Ready to Break Free From Addiction?
- They begin using obsessively or compulsively, and they start to experience negative consequences from that use.
- Additionally, attitudes or beliefs about the causes and meaning of a lapse may influence whether a full relapse ensues.
- One day at a time, one can learn to implement these coping skills to prevent relapse and live a life beyond their wildest dreams.
- As outlined in this review, the last decade has seen notable developments in the RP literature, including significant expansion of empirical work with relevance to the RP model.
- It means they have to try again and continue to practice healthy eating.
- Someone may find it useful to imagine how their life will be without using drugs or alcohol.
However, relapse prevention skills should be implemented into each recovering person’s daily schedule and routine to prevent or reduce the risk of cravings. If you’re not sure how to move through the recovery process, follow one of the relapse prevention plan models that are available. Substance abuse and mental health expert Terry Gorski has a nine-step relapse prevention plan that can help you recognize and manage relapse warning signs. Alan Marlatt, PhD, developed an approach that uses mental, behavioral, and lifestyle choices to prevent relapse. These findings have clinical implications for relapse prevention of AN.

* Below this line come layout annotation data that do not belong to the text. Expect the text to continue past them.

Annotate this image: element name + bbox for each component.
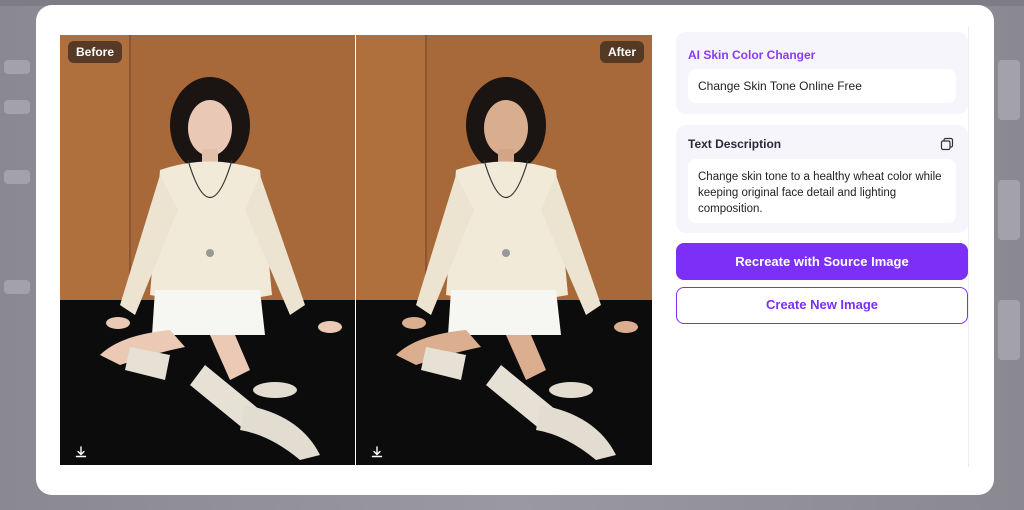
recreate-with-source-button[interactable]: Recreate with Source Image <box>676 243 968 280</box>
panel-scrollbar-track[interactable] <box>968 27 969 467</box>
backdrop-item <box>4 60 30 74</box>
result-modal: Before After AI Skin Color Changer Chang… <box>36 5 994 495</box>
before-photo-graphic <box>60 35 355 465</box>
details-panel: AI Skin Color Changer Change Skin Tone O… <box>676 27 968 467</box>
description-title: Text Description <box>688 137 782 151</box>
tool-title: AI Skin Color Changer <box>688 48 816 62</box>
description-text: Change skin tone to a healthy wheat colo… <box>688 159 956 223</box>
download-icon[interactable] <box>74 445 88 459</box>
backdrop-item <box>4 170 30 184</box>
after-photo-graphic <box>356 35 652 465</box>
backdrop-item <box>998 60 1020 120</box>
copy-icon[interactable] <box>940 137 954 151</box>
backdrop-item <box>998 180 1020 240</box>
backdrop-item <box>4 100 30 114</box>
backdrop-item <box>4 280 30 294</box>
description-card: Text Description Change skin tone to a h… <box>676 125 968 233</box>
create-new-image-button[interactable]: Create New Image <box>676 287 968 324</box>
before-image: Before <box>60 35 355 465</box>
backdrop-item <box>998 300 1020 360</box>
tool-name-field: Change Skin Tone Online Free <box>688 69 956 103</box>
after-image: After <box>356 35 652 465</box>
before-after-compare[interactable]: Before After <box>60 35 652 465</box>
after-label: After <box>599 41 644 63</box>
download-icon[interactable] <box>370 445 384 459</box>
before-label: Before <box>68 41 123 63</box>
tool-card: AI Skin Color Changer Change Skin Tone O… <box>676 32 968 114</box>
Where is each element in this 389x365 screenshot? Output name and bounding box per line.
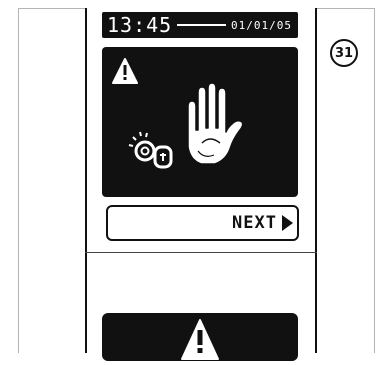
next-button[interactable]: NEXT	[106, 205, 299, 241]
next-button-label: NEXT	[232, 213, 277, 233]
warning-triangle-icon	[181, 319, 219, 360]
status-bar: 13:45 01/01/05	[102, 12, 298, 38]
bottom-warning-graphic	[181, 319, 219, 360]
section-divider	[85, 252, 317, 253]
warning-panel	[102, 47, 298, 197]
bottom-warning-panel	[102, 313, 298, 361]
warning-triangle-icon	[112, 58, 138, 84]
status-date: 01/01/05	[231, 18, 292, 32]
status-divider-line	[177, 24, 227, 26]
right-arrow-icon	[282, 215, 293, 231]
clock-time: 13:45	[107, 13, 173, 37]
warning-panel-graphic	[112, 58, 244, 169]
stop-hand-icon	[187, 82, 244, 165]
key-unlock-icon	[128, 131, 173, 169]
figure-number-badge: 31	[330, 39, 358, 67]
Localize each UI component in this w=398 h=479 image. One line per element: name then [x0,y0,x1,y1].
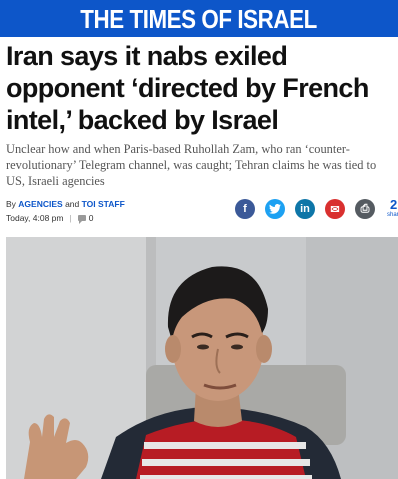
byline: By AGENCIES and TOI STAFF [6,199,125,209]
facebook-icon: f [243,203,247,215]
print-icon: ⎙ [360,202,370,215]
article-meta: Today, 4:08 pm | 0 [6,213,94,224]
site-logo[interactable]: THE TIMES OF ISRAEL [81,6,318,32]
share-count-label: shar [387,212,398,218]
linkedin-icon: in [300,203,310,215]
timestamp: Today, 4:08 pm [6,213,64,223]
twitter-icon [269,204,281,214]
article-headline: Iran says it nabs exiled opponent ‘direc… [6,41,369,135]
share-count: 2 [390,197,398,212]
byline-prefix: By [6,199,16,209]
byline-and: and [65,199,80,209]
email-share-button[interactable]: ✉ [325,199,345,219]
article-photo[interactable] [6,237,398,479]
comment-icon[interactable] [77,215,86,224]
print-button[interactable]: ⎙ [355,199,375,219]
article-subhead: Unclear how and when Paris-based Ruholla… [6,142,377,188]
twitter-share-button[interactable] [265,199,285,219]
byline-source-agencies[interactable]: AGENCIES [18,199,62,209]
share-bar: f in ✉ ⎙ [235,199,385,219]
linkedin-share-button[interactable]: in [295,199,315,219]
meta-divider: | [69,213,72,223]
comment-count[interactable]: 0 [89,213,94,223]
byline-source-toi-staff[interactable]: TOI STAFF [82,199,125,209]
facebook-share-button[interactable]: f [235,199,255,219]
email-icon: ✉ [330,203,340,216]
masthead[interactable]: THE TIMES OF ISRAEL [0,0,398,37]
photo-illustration [6,237,398,479]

- Include practices like journaling, setting daily intentions, or finding creative outlets to reduce stress and stay grounded.
- Not surprisingly, molecular genetic approaches have increasingly been incorporated in treatment outcome studies, allowing novel opportunities to study biological influences on relapse.
- Future prospective research on predictors of relapse should include validated questionnaires to systematically examine these variables are possible predictors of relapse.

Many people who relapse multiple times begin to lose faith that they can recover. However, people who slip and don’t seek help often experience a physical relapse. They begin using obsessively or compulsively, and they start to experience negative consequences from that use. Additionally, support groups and 12-step programs, such as Narcotics Anonymous (NA) and Alcoholics Anonymous (AA), exist to alcoholism symptoms help someone prevent reuse by connecting with a network of individuals with similar experiences to themselves. During this phase, a person may experience intense difficulty with conflicting thoughts and desires.